FEMA today has a budget of $4.8 billion, and 2,600 full-time employees.
Senator Susan Collins, the Maine Republican who is chairwoman of the Senate Homeland Security and Governmental Affairs Committee, said the new agency would be "better equipped with the tools to prepare for and respond to a disaster."
The committee's ranking Democrat, Senator Joseph I. Lieberman of Connecticut, also endorsed creation of what would be called the National Preparedness and Response Authority. But the full committee has not yet debated or voted on the draft recommendations.
The report has also not yet been shared with the Bush administration. But officials at the Department of Homeland Security said that from what they had already heard, they were not impressed.
"It is time to stop rearranging organization charts and start focusing on how governments at all levels are preparing for the fast-approaching storm season," said Russ Knocke, the department press secretary.
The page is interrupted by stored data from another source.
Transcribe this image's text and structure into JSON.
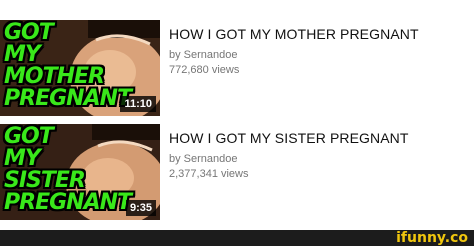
{
  "videos": [
    {
      "thumbnail_lines": [
        "GOT MY",
        "MOTHER",
        "PREGNANT"
      ],
      "duration": "11:10",
      "title": "HOW I GOT MY MOTHER PREGNANT",
      "channel": "by Sernandoe",
      "views": "772,680 views"
    },
    {
      "thumbnail_lines": [
        "GOT MY",
        "SISTER",
        "PREGNANT"
      ],
      "duration": "9:35",
      "title": "HOW I GOT MY SISTER PREGNANT",
      "channel": "by Sernandoe",
      "views": "2,377,341 views"
    }
  ],
  "watermark": "ifunny.co",
  "colors": {
    "thumbnail_text": "#39e81a",
    "watermark": "#f0c60e",
    "footer_bar": "#1c1c1c",
    "meta_text": "#767676"
  }
}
Since Hurricane Katrina hit, Michael Chertoff, the secretary of homeland security, has been working on his own alternative to the agency's current structure, which he has described as "retooling" FEMA. That has meant bringing in professional disaster managers to replace the former director Michael D. Brown and other senior officials, many of whom had little emergency management experience.
Mr. Chertoff has also moved to fill hundreds of other vacant jobs, establish a better disaster-resistant communications system and set up a way to ensure that the agency can more rapidly deliver emergency supplies.
The proposal by the Senate committee leaders will join others now before Congress. Bills are pending that would keep FEMA intact, but remove it from the Homeland Security Department and have the director report directly to the president, as was the case before the department was created after the 2001 terrorist attacks.
Um, it worked passable well before it was folded into DHS, so why not just undo that rather than try to reinvent the wheel less than five weeks before the start of hurricane season? Do people get common-sense-ectomies when they are elected to Congress?